For H-2B applicants, individuals must be prepared to show that their employer is a member of one of the following trade associations: the National Association of Manufacturers, the U.S. Chamber of Commerce, the National Retail Federation, TechNet, and Intrax, Inc.
Those groups filed the lawsuit against the administration on 21 July, a month after President Trump issued his order suspending several work visa programs due to the abnormally high unemployment rate in the U.S. brought on by the COVID-19 pandemic.
In issuing the preliminary injunction, U.S. District Court Judge Jeffrey S. White said that the administration’s viewpoint that visa workers were taking jobs away from Americans didn’t match current circumstances. In some cases, the order prevented companies from filling jobs because companies haven’t been able to find Americans willing to work them.

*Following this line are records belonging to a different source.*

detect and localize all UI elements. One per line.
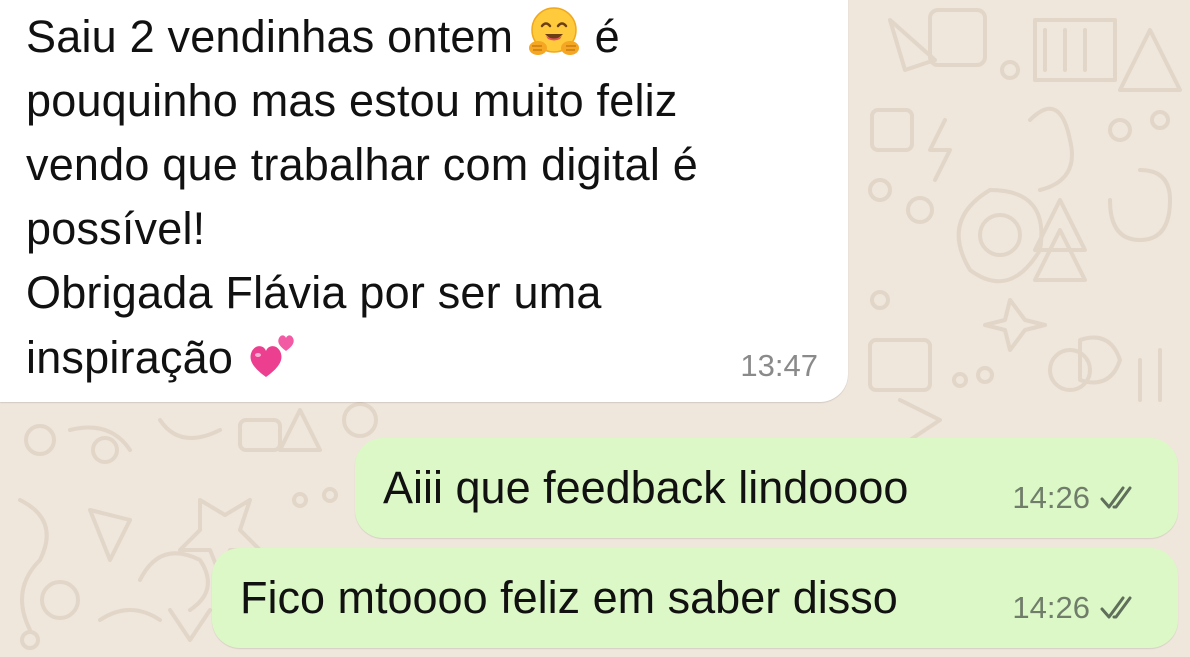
outgoing-message-bubble[interactable]: Aiii que feedback lindoooo 14:26	[355, 438, 1178, 538]
incoming-message-text: Saiu 2 vendinhas ontem é pouquinho mas e…	[26, 4, 848, 390]
double-check-read-icon	[1100, 596, 1132, 619]
incoming-message-line-1: Saiu 2 vendinhas ontem	[26, 11, 514, 62]
incoming-message-timestamp: 13:47	[740, 348, 818, 383]
two-hearts-emoji-icon	[250, 335, 294, 377]
outgoing-message-timestamp: 14:26	[1012, 590, 1090, 625]
outgoing-message-text: Fico mtoooo feliz em saber disso	[240, 572, 898, 623]
outgoing-message-timestamp: 14:26	[1012, 480, 1090, 515]
outgoing-message-bubble[interactable]: Fico mtoooo feliz em saber disso 14:26	[212, 548, 1178, 648]
incoming-message-continuation: é pouquinho mas estou muito feliz vendo …	[26, 11, 699, 383]
outgoing-message-meta: 14:26	[1012, 480, 1142, 516]
hugging-face-emoji-icon	[528, 7, 579, 55]
incoming-message-bubble[interactable]: Saiu 2 vendinhas ontem é pouquinho mas e…	[0, 0, 848, 402]
outgoing-message-meta: 14:26	[1012, 590, 1142, 626]
outgoing-message-text: Aiii que feedback lindoooo	[383, 462, 909, 513]
double-check-read-icon	[1100, 486, 1132, 509]
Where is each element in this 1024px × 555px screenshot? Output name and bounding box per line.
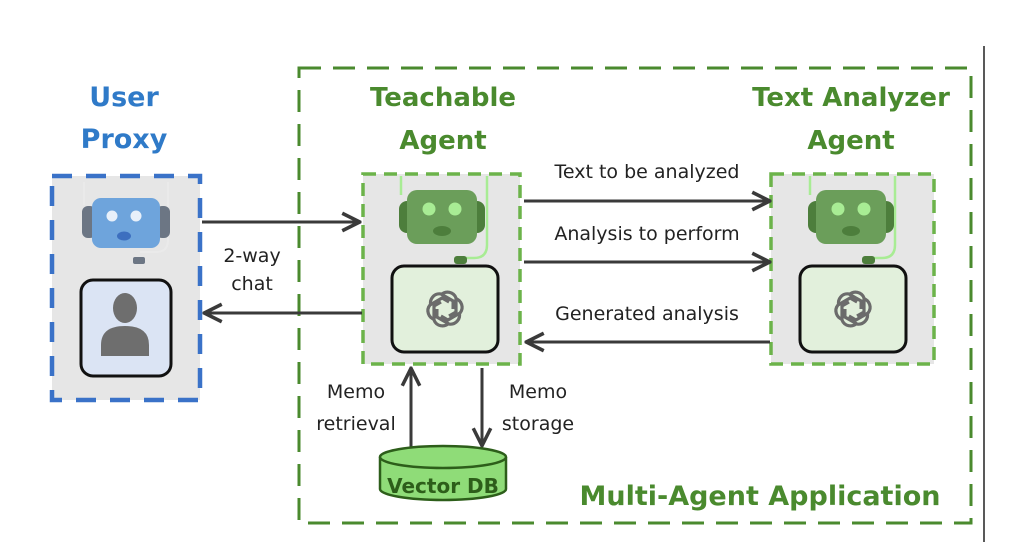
msg-text-to-analyze-label: Text to be analyzed <box>554 161 740 183</box>
teachable-agent-box[interactable] <box>361 172 522 366</box>
msg-generated-analysis-label: Generated analysis <box>555 303 739 325</box>
memo-retrieval-line2: retrieval <box>316 413 395 435</box>
teachable-agent-title-line2: Agent <box>399 126 486 156</box>
msg-analysis-to-perform-label: Analysis to perform <box>554 223 739 245</box>
user-proxy-title-line2: Proxy <box>81 124 168 155</box>
chat-label-line2: chat <box>231 273 273 295</box>
openai-logo-icon <box>390 264 500 354</box>
user-proxy-box[interactable] <box>49 173 203 403</box>
memo-storage-line1: Memo <box>509 381 567 403</box>
user-proxy-title-line1: User <box>89 82 159 113</box>
vector-db-label: Vector DB <box>387 474 499 498</box>
diagram-canvas: Multi-Agent Application User Proxy Teach… <box>49 46 985 542</box>
chat-label-line1: 2-way <box>223 245 280 267</box>
vector-db[interactable]: Vector DB <box>378 444 508 502</box>
memo-storage-line2: storage <box>502 413 574 435</box>
memo-retrieval-line1: Memo <box>327 381 385 403</box>
text-analyzer-title-line1: Text Analyzer <box>752 83 950 113</box>
database-icon <box>378 444 508 470</box>
teachable-agent-title-line1: Teachable <box>370 83 516 113</box>
person-icon <box>79 278 173 378</box>
multi-agent-app-label: Multi-Agent Application <box>580 481 941 512</box>
openai-logo-icon <box>798 264 908 354</box>
text-analyzer-title-line2: Agent <box>807 126 894 156</box>
text-analyzer-agent-box[interactable] <box>769 172 936 366</box>
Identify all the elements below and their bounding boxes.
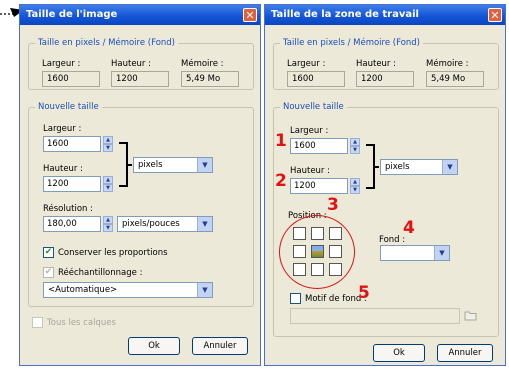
canvas-size-titlebar: Taille de la zone de travail ✕ bbox=[265, 5, 505, 25]
all-layers-checkbox bbox=[32, 317, 43, 328]
height-label: Hauteur : bbox=[356, 59, 396, 69]
link-bracket-tick bbox=[127, 164, 132, 166]
keep-proportions-checkbox[interactable]: ✔ bbox=[43, 247, 54, 258]
new-height-input[interactable]: 1200 bbox=[43, 176, 101, 192]
resample-method-select[interactable]: <Automatique> ▼ bbox=[43, 282, 213, 298]
memory-value: 5,49 Mo bbox=[426, 71, 484, 87]
close-button[interactable]: ✕ bbox=[488, 8, 502, 22]
annotation-4: 4 bbox=[403, 218, 415, 238]
new-height-spinner[interactable]: ▲ ▼ bbox=[103, 176, 113, 192]
chevron-down-icon[interactable]: ▼ bbox=[197, 158, 212, 172]
width-value: 1600 bbox=[287, 71, 345, 87]
annotation-2: 2 bbox=[275, 171, 287, 191]
resolution-label: Résolution : bbox=[43, 204, 93, 214]
new-width-spinner[interactable]: ▲ ▼ bbox=[350, 138, 360, 154]
resolution-unit-select[interactable]: pixels/pouces ▼ bbox=[117, 216, 213, 232]
unit-select[interactable]: pixels ▼ bbox=[380, 159, 458, 175]
ok-button[interactable]: Ok bbox=[373, 344, 425, 362]
group-title: Nouvelle taille bbox=[280, 102, 347, 112]
resolution-unit-value: pixels/pouces bbox=[122, 219, 180, 229]
cancel-button[interactable]: Annuler bbox=[192, 337, 248, 355]
resample-method-value: <Automatique> bbox=[48, 285, 118, 295]
image-size-titlebar: Taille de l'image ✕ bbox=[20, 5, 260, 25]
memory-label: Mémoire : bbox=[426, 59, 469, 69]
canvas-size-dialog: Taille de la zone de travail ✕ Taille en… bbox=[264, 4, 506, 366]
pattern-path-input bbox=[290, 308, 460, 324]
width-label: Largeur : bbox=[42, 59, 81, 69]
folder-icon[interactable] bbox=[464, 310, 478, 321]
new-width-spinner[interactable]: ▲ ▼ bbox=[103, 136, 113, 152]
annotation-5: 5 bbox=[358, 283, 370, 303]
pattern-checkbox[interactable] bbox=[290, 293, 301, 304]
chevron-down-icon[interactable]: ▼ bbox=[197, 283, 212, 297]
new-height-input[interactable]: 1200 bbox=[290, 178, 348, 194]
annotation-1: 1 bbox=[275, 131, 287, 151]
dialog-title: Taille de l'image bbox=[26, 9, 118, 20]
group-title: Taille en pixels / Mémoire (Fond) bbox=[35, 38, 178, 48]
pixel-size-group: Taille en pixels / Mémoire (Fond) Largeu… bbox=[273, 38, 499, 90]
chevron-down-icon[interactable]: ▼ bbox=[434, 246, 449, 260]
image-size-dialog: Taille de l'image ✕ Taille en pixels / M… bbox=[19, 4, 261, 366]
background-color-select[interactable]: ▼ bbox=[380, 245, 450, 261]
unit-select-value: pixels bbox=[138, 160, 163, 170]
group-title: Nouvelle taille bbox=[35, 102, 102, 112]
background-label: Fond : bbox=[379, 235, 406, 245]
keep-proportions-label[interactable]: Conserver les proportions bbox=[58, 248, 168, 258]
resample-label: Rééchantillonnage : bbox=[58, 268, 143, 278]
all-layers-label: Tous les calques bbox=[47, 318, 116, 328]
new-height-spinner[interactable]: ▲ ▼ bbox=[350, 178, 360, 194]
new-height-label: Hauteur : bbox=[43, 164, 83, 174]
new-size-group: Nouvelle taille Largeur : 1600 ▲ ▼ Hauteu… bbox=[28, 102, 254, 307]
resample-checkbox: ✔ bbox=[43, 267, 54, 278]
pixel-size-group: Taille en pixels / Mémoire (Fond) Largeu… bbox=[28, 38, 254, 90]
link-bracket-tick bbox=[374, 166, 379, 168]
new-height-label: Hauteur : bbox=[290, 166, 330, 176]
dialog-title: Taille de la zone de travail bbox=[271, 9, 419, 20]
height-value: 1200 bbox=[356, 71, 414, 87]
new-width-input[interactable]: 1600 bbox=[290, 138, 348, 154]
resolution-input[interactable]: 180,00 bbox=[43, 216, 101, 232]
group-title: Taille en pixels / Mémoire (Fond) bbox=[280, 38, 423, 48]
resolution-spinner[interactable]: ▲ ▼ bbox=[103, 216, 113, 232]
height-value: 1200 bbox=[111, 71, 169, 87]
new-width-label: Largeur : bbox=[290, 126, 329, 136]
new-width-label: Largeur : bbox=[43, 124, 82, 134]
width-value: 1600 bbox=[42, 71, 100, 87]
height-label: Hauteur : bbox=[111, 59, 151, 69]
close-button[interactable]: ✕ bbox=[243, 8, 257, 22]
unit-select-value: pixels bbox=[385, 162, 410, 172]
new-width-input[interactable]: 1600 bbox=[43, 136, 101, 152]
anchor-highlight-circle bbox=[279, 215, 355, 289]
chevron-down-icon[interactable]: ▼ bbox=[197, 217, 212, 231]
ok-button[interactable]: Ok bbox=[128, 337, 180, 355]
width-label: Largeur : bbox=[287, 59, 326, 69]
memory-label: Mémoire : bbox=[181, 59, 224, 69]
chevron-down-icon[interactable]: ▼ bbox=[442, 160, 457, 174]
annotation-3: 3 bbox=[327, 195, 339, 215]
cancel-button[interactable]: Annuler bbox=[437, 344, 493, 362]
unit-select[interactable]: pixels ▼ bbox=[133, 157, 213, 173]
memory-value: 5,49 Mo bbox=[181, 71, 239, 87]
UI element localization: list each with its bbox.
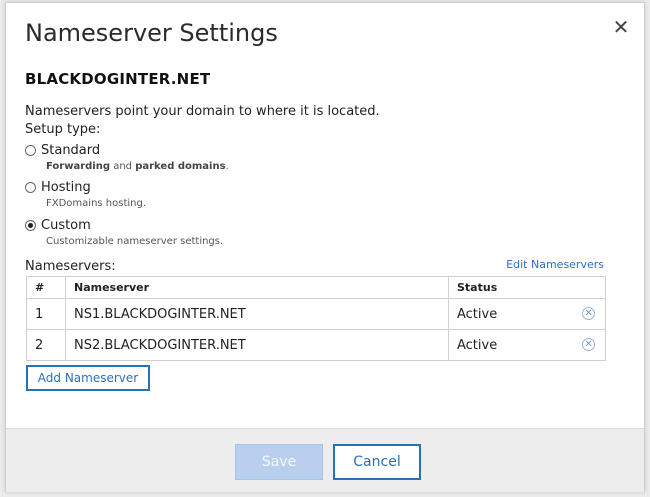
table-header-row: # Nameserver Status (26, 276, 606, 299)
radio-hosting[interactable] (25, 182, 36, 193)
row-nameserver: NS2.BLACKDOGINTER.NET (65, 329, 449, 361)
add-nameserver-button[interactable]: Add Nameserver (26, 365, 150, 391)
radio-custom[interactable] (25, 220, 36, 231)
table-row: 1 NS1.BLACKDOGINTER.NET Active ✕ (26, 298, 606, 330)
radio-standard[interactable] (25, 145, 36, 156)
option-label: Custom (41, 218, 91, 233)
edit-nameservers-link[interactable]: Edit Nameservers (506, 258, 604, 271)
row-status-cell: Active ✕ (448, 298, 606, 330)
setup-option-hosting[interactable]: Hosting FXDomains hosting. (25, 180, 146, 209)
table-row: 2 NS2.BLACKDOGINTER.NET Active ✕ (26, 329, 606, 361)
header-nameserver: Nameserver (65, 276, 449, 299)
row-number: 1 (26, 298, 66, 330)
option-description: FXDomains hosting. (46, 198, 147, 209)
row-number: 2 (26, 329, 66, 361)
dialog-title: Nameserver Settings (25, 19, 278, 47)
close-icon[interactable]: ✕ (611, 17, 631, 37)
setup-type-label: Setup type: (25, 122, 101, 137)
setup-option-custom[interactable]: Custom Customizable nameserver settings. (25, 218, 223, 247)
nameservers-label: Nameservers: (25, 259, 116, 274)
row-nameserver: NS1.BLACKDOGINTER.NET (65, 298, 449, 330)
nameservers-table: # Nameserver Status 1 NS1.BLACKDOGINTER.… (26, 276, 606, 361)
row-status: Active (457, 337, 498, 353)
header-status: Status (448, 276, 606, 299)
nameserver-settings-dialog: Nameserver Settings ✕ BLACKDOGINTER.NET … (5, 2, 645, 492)
option-description: Forwarding and parked domains. (46, 161, 229, 172)
row-status: Active (457, 306, 498, 322)
setup-option-standard[interactable]: Standard Forwarding and parked domains. (25, 143, 229, 172)
header-number: # (26, 276, 66, 299)
option-description: Customizable nameserver settings. (46, 236, 224, 247)
save-button[interactable]: Save (235, 444, 323, 480)
row-status-cell: Active ✕ (448, 329, 606, 361)
option-label: Hosting (41, 180, 91, 195)
domain-name: BLACKDOGINTER.NET (25, 70, 211, 88)
option-label: Standard (41, 143, 101, 158)
remove-circle-icon[interactable]: ✕ (582, 307, 595, 320)
intro-text: Nameservers point your domain to where i… (25, 104, 380, 119)
cancel-button[interactable]: Cancel (333, 444, 421, 480)
remove-circle-icon[interactable]: ✕ (582, 338, 595, 351)
dialog-footer: Save Cancel (6, 428, 644, 492)
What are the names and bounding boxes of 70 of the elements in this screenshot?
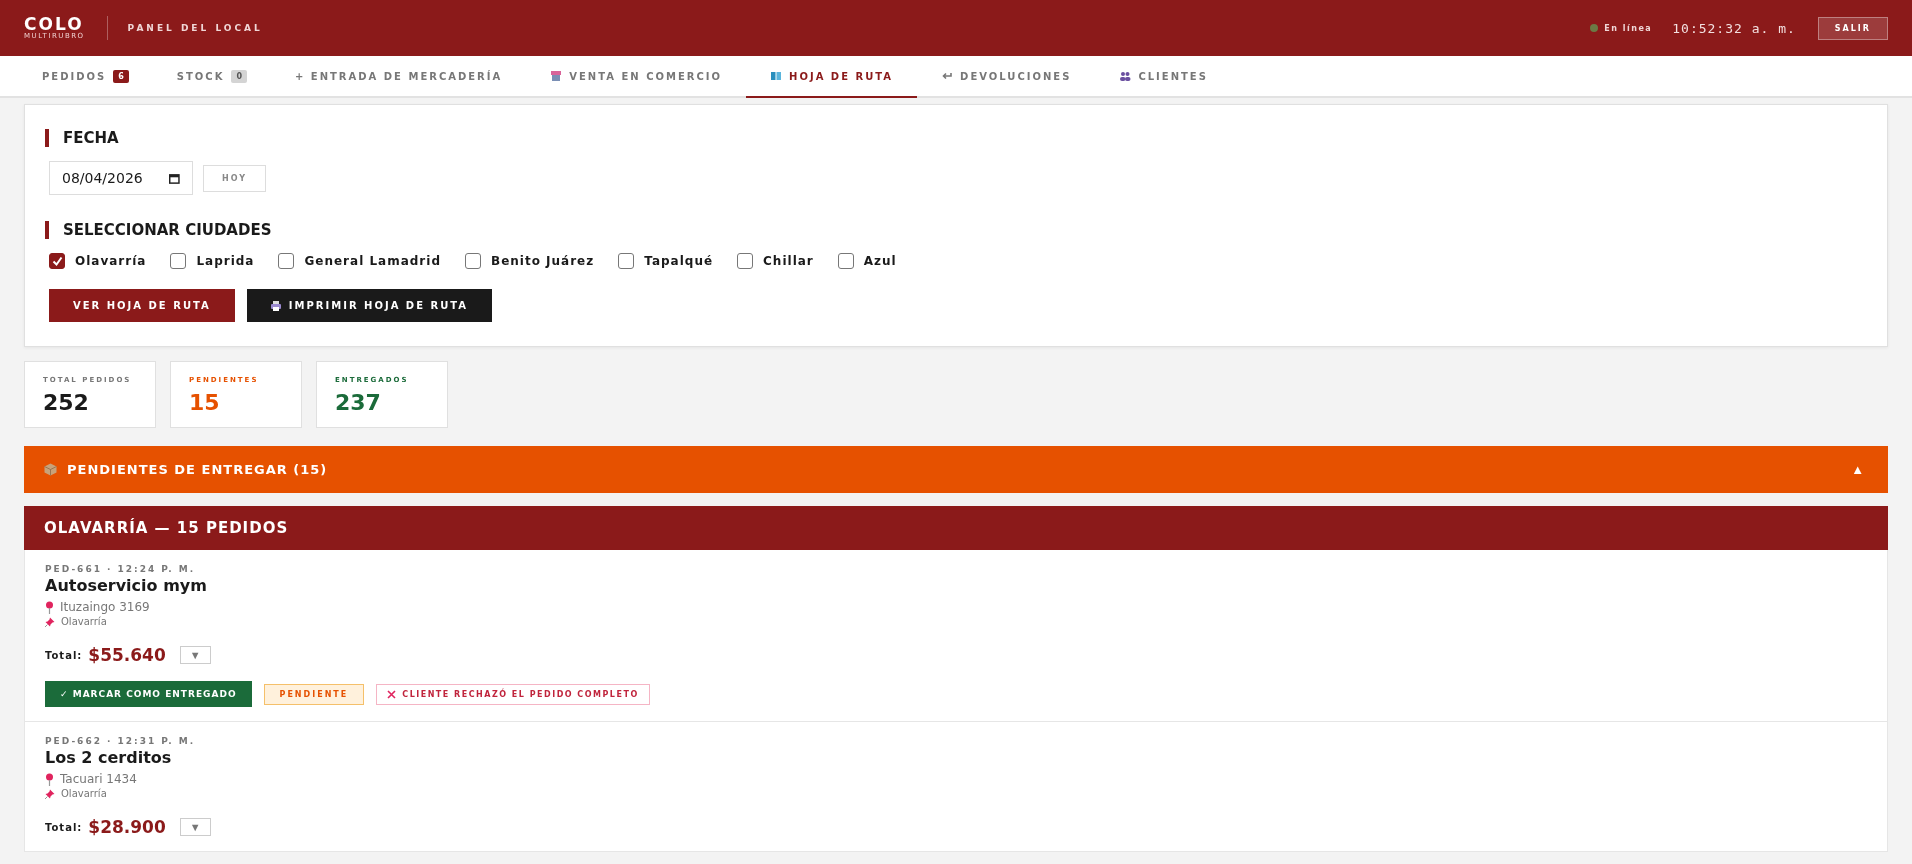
- order-meta: PED-661 · 12:24 P. M.: [45, 564, 197, 574]
- order-address: Ituzaingo 3169: [60, 600, 150, 614]
- section-title: PENDIENTES DE ENTREGAR (15): [67, 462, 329, 477]
- nav-tab[interactable]: DEVOLUCIONES: [917, 56, 1096, 98]
- city-checkbox[interactable]: Benito Juárez: [465, 253, 595, 269]
- clock: 10:52:32 a. m.: [1672, 20, 1796, 36]
- city-checkbox[interactable]: Chillar: [737, 253, 814, 269]
- city-checkbox[interactable]: General Lamadrid: [278, 253, 441, 269]
- location-pin-icon: [45, 772, 54, 786]
- book-icon: [770, 70, 783, 82]
- nav-tab[interactable]: HOJA DE RUTA: [746, 56, 918, 98]
- pushpin-icon: [45, 788, 55, 799]
- location-pin-icon: [45, 600, 54, 614]
- stat-value: 15: [189, 390, 221, 415]
- people-icon: [1119, 70, 1132, 82]
- nav-tab[interactable]: CLIENTES: [1095, 56, 1232, 98]
- section-title: SELECCIONAR CIUDADES: [45, 221, 1863, 239]
- nav-tab[interactable]: STOCK 0: [152, 56, 271, 98]
- return-arrow-icon: [941, 70, 954, 82]
- checkbox[interactable]: [737, 253, 754, 269]
- checkbox[interactable]: [170, 253, 187, 269]
- count-badge: 0: [231, 69, 247, 83]
- pending-section-header[interactable]: PENDIENTES DE ENTREGAR (15) ▲: [24, 446, 1888, 493]
- nav-tab[interactable]: PEDIDOS 6: [18, 56, 153, 98]
- count-badge: 6: [113, 69, 129, 83]
- printer-icon: [270, 300, 281, 311]
- reject-order-button[interactable]: CLIENTE RECHAZÓ EL PEDIDO COMPLETO: [376, 683, 650, 705]
- city-checkbox[interactable]: Laprida: [170, 253, 255, 269]
- date-field[interactable]: 08/04/2026: [49, 161, 193, 195]
- city-checkbox[interactable]: Olavarría: [49, 253, 147, 269]
- city-checkbox[interactable]: Tapalqué: [618, 253, 714, 269]
- nav-tab[interactable]: VENTA EN COMERCIO: [526, 56, 747, 98]
- view-route-button[interactable]: VER HOJA DE RUTA: [49, 289, 235, 322]
- status-label: En línea: [1604, 23, 1653, 33]
- city-group-title: OLAVARRÍA — 15 PEDIDOS: [44, 519, 289, 537]
- mark-delivered-button[interactable]: ✓ MARCAR COMO ENTREGADO: [45, 681, 252, 707]
- logo-text: COLO: [24, 16, 85, 33]
- calendar-icon[interactable]: [169, 172, 180, 184]
- checkbox[interactable]: [618, 253, 635, 269]
- today-button[interactable]: HOY: [203, 164, 266, 192]
- checkbox[interactable]: [465, 253, 481, 269]
- stat-value: 252: [43, 390, 90, 415]
- order-city: Olavarría: [61, 616, 107, 627]
- customer-name: Autoservicio mym: [45, 576, 208, 595]
- collapse-toggle[interactable]: ▲: [1847, 462, 1868, 477]
- close-icon: [387, 689, 397, 699]
- order-city: Olavarría: [61, 788, 107, 799]
- package-icon: [44, 463, 57, 476]
- order-meta: PED-662 · 12:31 P. M.: [45, 736, 197, 746]
- total-label: Total:: [45, 821, 83, 833]
- checkbox[interactable]: [278, 253, 295, 269]
- logout-button[interactable]: SALIR: [1817, 16, 1888, 40]
- stat-value: 237: [335, 390, 382, 415]
- expand-toggle[interactable]: ▼: [179, 818, 211, 836]
- pushpin-icon: [45, 616, 55, 627]
- order-total: $28.900: [88, 817, 166, 837]
- order-address: Tacuari 1434: [60, 772, 137, 786]
- customer-name: Los 2 cerditos: [45, 748, 173, 767]
- print-route-button[interactable]: IMPRIMIR HOJA DE RUTA: [246, 289, 493, 322]
- order-total: $55.640: [88, 645, 166, 665]
- checkbox[interactable]: [837, 253, 854, 269]
- total-label: Total:: [45, 649, 83, 661]
- section-title: FECHA: [45, 129, 1863, 147]
- panel-title: PANEL DEL LOCAL: [127, 23, 263, 33]
- checkbox[interactable]: [49, 253, 65, 269]
- store-icon: [550, 70, 563, 82]
- nav-tab[interactable]: + ENTRADA DE MERCADERÍA: [270, 56, 527, 98]
- status-badge: PENDIENTE: [263, 683, 365, 705]
- city-checkbox[interactable]: Azul: [837, 253, 897, 269]
- expand-toggle[interactable]: ▼: [179, 646, 211, 664]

“Although its stated purpose is to aid the domestic economy by providing job opportunities for United States citizens, the Proclamation completely disregards both economic reality and the preexisting statutory framework,” the judge wrote. “Furthermore, without any consideration of the impact on American firms and their business planning, the Proclamation abruptly changed the scope of immigration policy in the United States.”
The news may not necessarily be good news for seafood processors who rely on H-2B visa workers to fill vital jobs during fishing season. Trump’s order included an exemption for companies considered essential, and food processors have been deemed as such.
H-2B jobs are considered non-agricultural positions, and White’s order now opens the visa program back up for such businesses as landscapers and resorts.
H-2B visas are currently capped at 66,000 annually, although lawmakers in Congress have called on the government to raise that limit.